This is equally true - I would argue more true - of elves and dwarves. But Obsidian is including those, and we trust them to do a good job.

 

There rest of your post doesn't make sense to me. You seem to praise Obsidian for doing new, creative things with the races they've chosen to include, but assume that if Obsidian were to include orcs they would not be able to do similar creative things. There's nothing inherent to orcs and goblins that would suddenly make Obsidian incapable of creativity. You're arguing from a double standard.

 

 

 

I've never seen anyone do anything interesting with Orcs or Goblins(the ONLY exception for Goblins is, funny as it sounds, Harry Potter) , but I HAVE seen them do interesting things with elves and dwarves, repeatedly.  The Witcher is a good example.  The fact that it pulls from a deep cultural wealth of Polish/Baltic mythology that is LOADED with elves and dwarves is what gives it substance, whereas Orcs and Goblins as we think of them effectively date from, as others have said, Tolkien's works.

 

The PoE world is being built in a renaissance period.  The powerhouses of the time in reality were states like the Dutch Republic, The Hanseatic League, the Italian states, France and the wealthier parts of the H.R.E.  The nomadic steppe peoples had been pushed out of the Russias and their time was O-V-E-R.  The arab world was FAR past it's prime(it's widely held to have peaked around 1100-1300.  This isn't to say that everything in the PoE world must derive from the Earth at that time, but rather that it's not the eternal middle ages seen in pretty much every other fantasy setting.

 

If you cast Orcs as any of those types of civilizations, they'll just be what they always are:  low-tech, low-rent tribal militarists with some goofy priest-driven theocratic structure bolted to their seat of gov't.  Want to cast them as the monolithic empire with a higher level of development but retaining the same silly themes?

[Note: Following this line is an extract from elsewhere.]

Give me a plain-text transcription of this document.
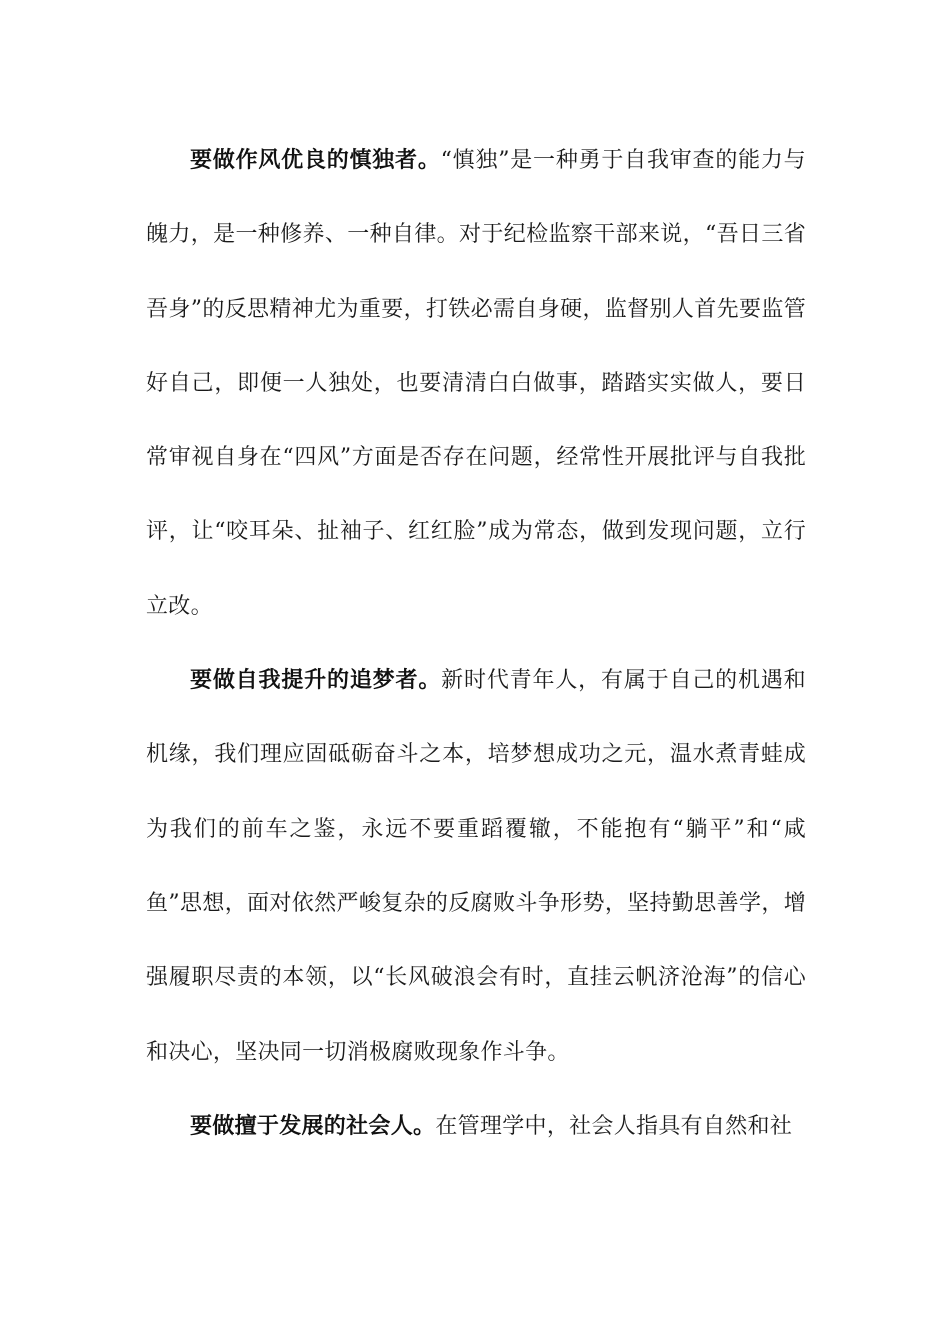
要做作风优良的慎独者。“慎独”是一种勇于自我审查的能力与魄力，是一种修养、一种自律。对于纪检监察干部来说，“吾日三省吾身”的反思精神尤为重要，打铁必需自身硬，监督别人首先要监管好自己，即便一人独处，也要清清白白做事，踏踏实实做人，要日常审视自身在“四风”方面是否存在问题，经常性开展批评与自我批评，让“咬耳朵、扯袖子、红红脸”成为常态，做到发现问题，立行立改。

要做自我提升的追梦者。新时代青年人，有属于自己的机遇和机缘，我们理应固砥砺奋斗之本，培梦想成功之元，温水煮青蛙成为我们的前车之鉴，永远不要重蹈覆辙，不能抱有“躺平”和“咸鱼”思想，面对依然严峻复杂的反腐败斗争形势，坚持勤思善学，增强履职尽责的本领，以“长风破浪会有时，直挂云帆济沧海”的信心和决心，坚决同一切消极腐败现象作斗争。

要做擅于发展的社会人。在管理学中，社会人指具有自然和社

Maybe ripping off the Ottomans/Fatimid Egypt and some far eastern culture? Congratulations, you just made the Qunari!

 

Tolkien's Orcs are no better than demons.  They're animals.  They're inspired by a version of the nomadic steppe peoples that never existed except in the imaginations of historical revisionists of the romantic period who saw those events not as the mass, gradual migrations that they were but rather wholesale demonic invasions by monster people.  They are not fertile material for creating an interesting, intelligent, high-performing, thought-provoking race of people.  They're always going to be a fantasy re-fit of the Arab, the Hun, the Mongol, the Turk, or the Oriental.

 

Make me a well-written nation of Orcs based on 1600's Holland/Venice and I'll accept that they might be useful for something other than providing guilt-free cannon fodder and a vehicle for bad writing.

 

 

2 words - colonization era

 

The clash of cultures on various technological development level.. anyone remembers the story of Spanish meeting Aztecs? or how Australia got colonized? What about far east cultures of that time?

 

Orcs can be your Aztec culture for example or others. It's perfectly viable for fantasy setting that you can have various development of tech among cultures, because "magic" and "active deities", hence you can get even nomadic tribes or even literally cavemen... It is a colonization and exploration era in Eora, right? And the setting is still wide open for tweaks and additions, right?